Birincisi, hala oldum hala oldum diye adamin burnundan getirmissin. Isinden niye izin alsin ki didisinin didisinin cocugu oldu diye? Senin cok yakin akraban olabilir, ama demek ki esin onlar icin isinden izin alacak durumda degilmis. Illa ki bu adam ziyaretine gidecek, niye hemen hastaneye kossun ki, firsatini bulunca zaten gelirdi. Bir de senin kizkardesin olsa ne yapardin demissin, kendi kardesine tabii ki kosar. Sacma bir kiyaslama olmus.

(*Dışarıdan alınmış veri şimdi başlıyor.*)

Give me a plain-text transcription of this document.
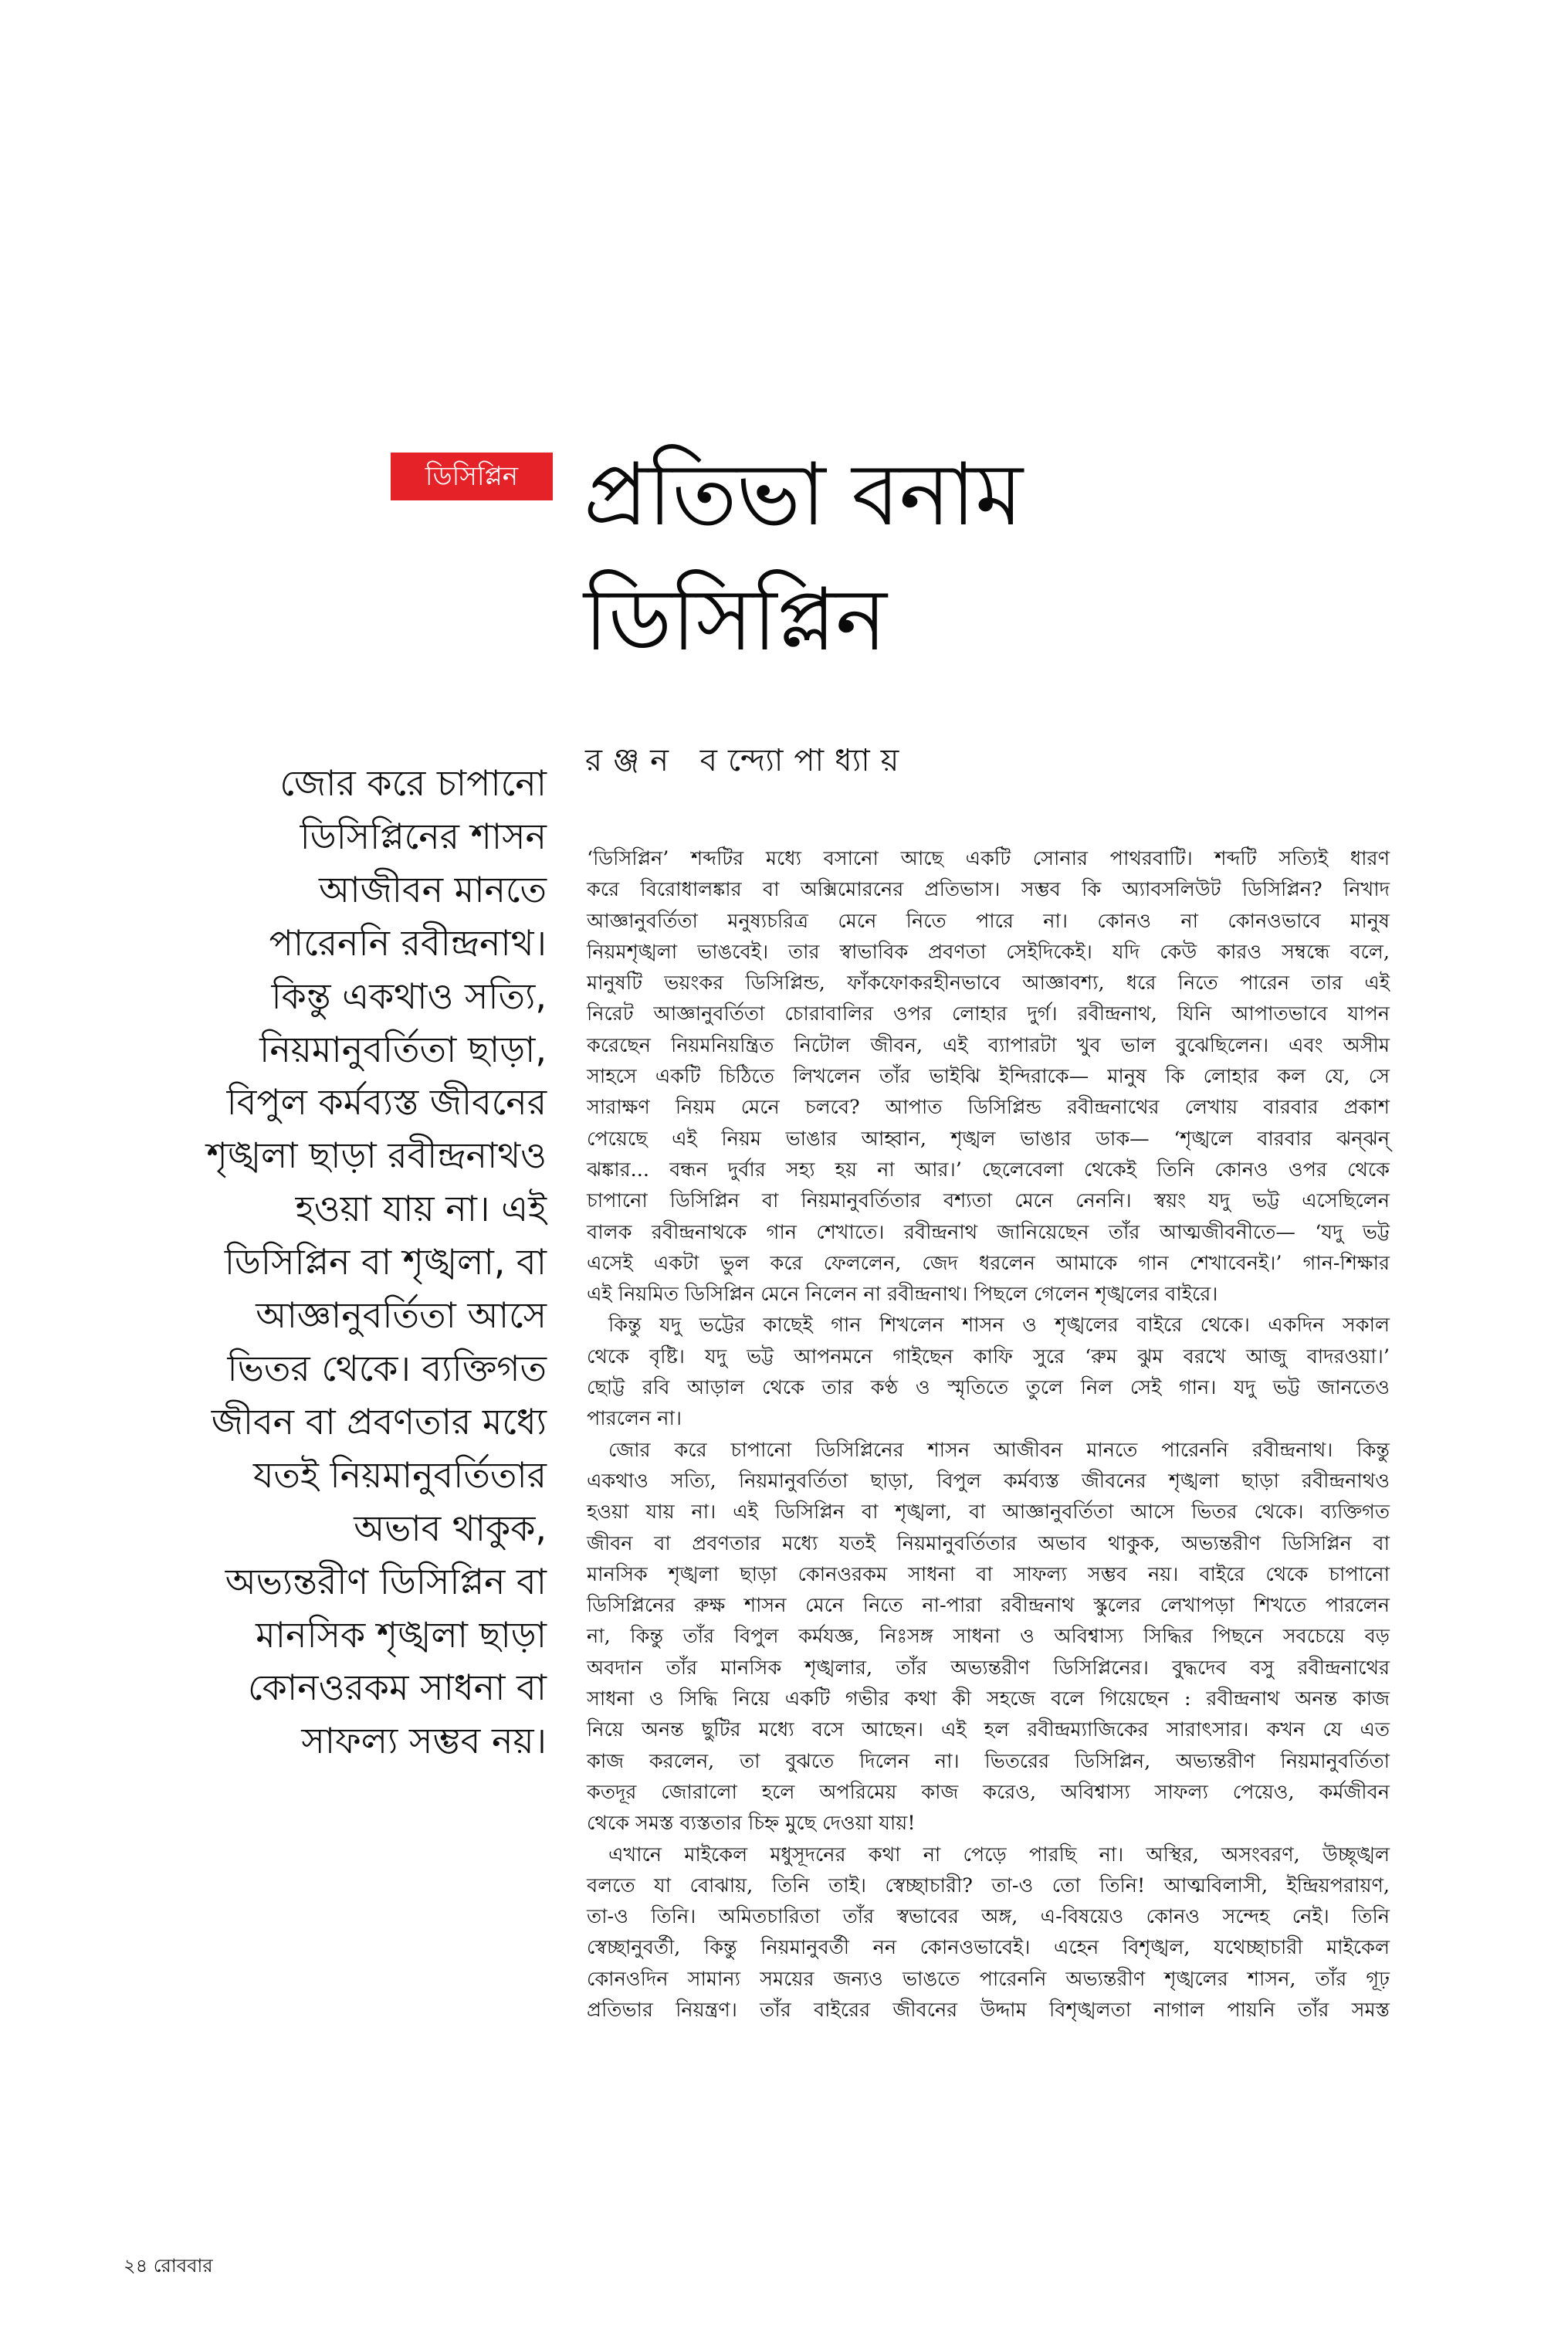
ডিসিপ্লিন প্রতিভা বনাম
ডিসিপ্লিন
রঞ্জন বন্দ্যোপাধ্যায়
জোর করে চাপানো
ডিসিপ্লিনের শাসন
আজীবন মানতে
পারেননি রবীন্দ্রনাথ।
কিন্তু একথাও সত্যি,
নিয়মানুবর্তিতা ছাড়া,
বিপুল কর্মব্যস্ত জীবনের
শৃঙ্খলা ছাড়া রবীন্দ্রনাথও
হওয়া যায় না। এই
ডিসিপ্লিন বা শৃঙ্খলা, বা
আজ্ঞানুবর্তিতা আসে
ভিতর থেকে। ব্যক্তিগত
জীবন বা প্রবণতার মধ্যে
যতই নিয়মানুবর্তিতার
অভাব থাকুক,
অভ্যন্তরীণ ডিসিপ্লিন বা
মানসিক শৃঙ্খলা ছাড়া
কোনওরকম সাধনা বা
সাফল্য সম্ভব নয়।
‘ডিসিপ্লিন’ শব্দটির মধ্যে বসানো আছে একটি সোনার পাথরবাটি। শব্দটি সত্যিই ধারণ
করে বিরোধালঙ্কার বা অক্সিমোরনের প্রতিভাস। সম্ভব কি অ্যাবসলিউট ডিসিপ্লিন? নিখাদ
আজ্ঞানুবর্তিতা মনুষ্যচরিত্র মেনে নিতে পারে না। কোনও না কোনওভাবে মানুষ
নিয়মশৃঙ্খলা ভাঙবেই। তার স্বাভাবিক প্রবণতা সেইদিকেই। যদি কেউ কারও সম্বন্ধে বলে,
মানুষটি ভয়ংকর ডিসিপ্লিন্ড, ফাঁকফোকরহীনভাবে আজ্ঞাবশ্য, ধরে নিতে পারেন তার এই
নিরেট আজ্ঞানুবর্তিতা চোরাবালির ওপর লোহার দুর্গ। রবীন্দ্রনাথ, যিনি আপাতভাবে যাপন
করেছেন নিয়মনিয়ন্ত্রিত নিটোল জীবন, এই ব্যাপারটা খুব ভাল বুঝেছিলেন। এবং অসীম
সাহসে একটি চিঠিতে লিখলেন তাঁর ভাইঝি ইন্দিরাকে— মানুষ কি লোহার কল যে, সে
সারাক্ষণ নিয়ম মেনে চলবে? আপাত ডিসিপ্লিন্ড রবীন্দ্রনাথের লেখায় বারবার প্রকাশ
পেয়েছে এই নিয়ম ভাঙার আহ্বান, শৃঙ্খল ভাঙার ডাক— ‘শৃঙ্খলে বারবার ঝন্‌ঝন্‌
ঝঙ্কার... বন্ধন দুর্বার সহ্য হয় না আর।’ ছেলেবেলা থেকেই তিনি কোনও ওপর থেকে
চাপানো ডিসিপ্লিন বা নিয়মানুবর্তিতার বশ্যতা মেনে নেননি। স্বয়ং যদু ভট্ট এসেছিলেন
বালক রবীন্দ্রনাথকে গান শেখাতে। রবীন্দ্রনাথ জানিয়েছেন তাঁর আত্মজীবনীতে— ‘যদু ভট্ট
এসেই একটা ভুল করে ফেললেন, জেদ ধরলেন আমাকে গান শেখাবেনই।’ গান-শিক্ষার
এই নিয়মিত ডিসিপ্লিন মেনে নিলেন না রবীন্দ্রনাথ। পিছলে গেলেন শৃঙ্খলের বাইরে।
কিন্তু যদু ভট্টের কাছেই গান শিখলেন শাসন ও শৃঙ্খলের বাইরে থেকে। একদিন সকাল
থেকে বৃষ্টি। যদু ভট্ট আপনমনে গাইছেন কাফি সুরে ‘রুম ঝুম বরখে আজু বাদরওয়া।’
ছোট্ট রবি আড়াল থেকে তার কণ্ঠ ও স্মৃতিতে তুলে নিল সেই গান। যদু ভট্ট জানতেও
পারলেন না।
জোর করে চাপানো ডিসিপ্লিনের শাসন আজীবন মানতে পারেননি রবীন্দ্রনাথ। কিন্তু
একথাও সত্যি, নিয়মানুবর্তিতা ছাড়া, বিপুল কর্মব্যস্ত জীবনের শৃঙ্খলা ছাড়া রবীন্দ্রনাথও
হওয়া যায় না। এই ডিসিপ্লিন বা শৃঙ্খলা, বা আজ্ঞানুবর্তিতা আসে ভিতর থেকে। ব্যক্তিগত
জীবন বা প্রবণতার মধ্যে যতই নিয়মানুবর্তিতার অভাব থাকুক, অভ্যন্তরীণ ডিসিপ্লিন বা
মানসিক শৃঙ্খলা ছাড়া কোনওরকম সাধনা বা সাফল্য সম্ভব নয়। বাইরে থেকে চাপানো
ডিসিপ্লিনের রুক্ষ শাসন মেনে নিতে না-পারা রবীন্দ্রনাথ স্কুলের লেখাপড়া শিখতে পারলেন
না, কিন্তু তাঁর বিপুল কর্মযজ্ঞ, নিঃসঙ্গ সাধনা ও অবিশ্বাস্য সিদ্ধির পিছনে সবচেয়ে বড়
অবদান তাঁর মানসিক শৃঙ্খলার, তাঁর অভ্যন্তরীণ ডিসিপ্লিনের। বুদ্ধদেব বসু রবীন্দ্রনাথের
সাধনা ও সিদ্ধি নিয়ে একটি গভীর কথা কী সহজে বলে গিয়েছেন : রবীন্দ্রনাথ অনন্ত কাজ
নিয়ে অনন্ত ছুটির মধ্যে বসে আছেন। এই হল রবীন্দ্রম্যাজিকের সারাৎসার। কখন যে এত
কাজ করলেন, তা বুঝতে দিলেন না। ভিতরের ডিসিপ্লিন, অভ্যন্তরীণ নিয়মানুবর্তিতা
কতদূর জোরালো হলে অপরিমেয় কাজ করেও, অবিশ্বাস্য সাফল্য পেয়েও, কর্মজীবন
থেকে সমস্ত ব্যস্ততার চিহ্ন মুছে দেওয়া যায়!
এখানে মাইকেল মধুসূদনের কথা না পেড়ে পারছি না। অস্থির, অসংবরণ, উচ্ছৃঙ্খল
বলতে যা বোঝায়, তিনি তাই। স্বেচ্ছাচারী? তা-ও তো তিনি! আত্মবিলাসী, ইন্দ্রিয়পরায়ণ,
তা-ও তিনি। অমিতচারিতা তাঁর স্বভাবের অঙ্গ, এ-বিষয়েও কোনও সন্দেহ নেই। তিনি
স্বেচ্ছানুবর্তী, কিন্তু নিয়মানুবর্তী নন কোনওভাবেই। এহেন বিশৃঙ্খল, যথেচ্ছাচারী মাইকেল
কোনওদিন সামান্য সময়ের জন্যও ভাঙতে পারেননি অভ্যন্তরীণ শৃঙ্খলের শাসন, তাঁর গূঢ়
প্রতিভার নিয়ন্ত্রণ। তাঁর বাইরের জীবনের উদ্দাম বিশৃঙ্খলতা নাগাল পায়নি তাঁর সমস্ত
২৪ রোববার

Is yerinde sorun cikinca babani ve esini niye cagirdin, orayi hic anlamadim. Kendi sorununu kendin cozemiyor musun? Bana cok garip geldi. Baba ya da es, baskasinin is yerinde nasil sorun cozebilir, dusunuyorum ama aklima birsey gelmiyor. :44:

Bir de grip olunca, adamin yardimina bile laf sokmussun. Bu kadar fesat dusunmemek lazim yani. Tesekkur edecegine, onu 40 kat yabanci da yapar zaten diye burun kivirmak nankorluk. Sarilmasini istiyorsan bile bunu soylemenin daha guzel yollari da var.

Velhasili, sen cok beklentili birisin belli. Beklentilerin karsilanmayinca kontrolu de kaybedenlerdensin hem de. Kocana ufacik bir sebepten bela okuduguna gore... Bu beklentiler sadece sana ve yakinlarina zarar verir. Esinle aran sogumus bile. Ayrica dun bela okudugun adamdan bugun gelip sarilmasini bekleme. Bela okumak, hakaret isitmek gercekten cok asagilayici seyler. Bana senin sebeplerin gibi sebeplerden bela okusa biri, babamin oglu da olsa sogurum. Degil ki ayni yataga girmek isteyeyim. Insanlar senin oyuncagin degil, gel deyince gelsin, git deyince gitsin, dedigini yapmazsa say saydir... Dunya sadece senin etrafinda donmuyor. Kendine ceki duzen vermen lazim.

çok gerçekci yazmışssınız teşekkürler.
ben kendimi çok iyi tanımıyorum ama galiba tespitleriniz doğru hakkımdaki.
sadece iş yerine gel demedim ben eşime o kendi geldi. çünkü çalıştığım ortamdaki kişi bana ağza alınmayacak ciddi küfürleretti. geldi adamla ve müdürüyle konuştu. "iş neyse de hakaret olursa beni de karşınıza alırsınız" dedi.
adam özür dilemedi.
babama da anlatmıştım olayı. babam biraz yetkili biri. adamın telefonunu bulup konuşmuş. gelmedi yani iş yerime. tenezzül etmez böyle şeylere. adamla konuşmuş. adam ikna olmuş. geldi özür diledi. müdür bile tebrik etti böyle bir adam haksız olduğunu kabul etti özür diledi, babana selamımı söyle diye.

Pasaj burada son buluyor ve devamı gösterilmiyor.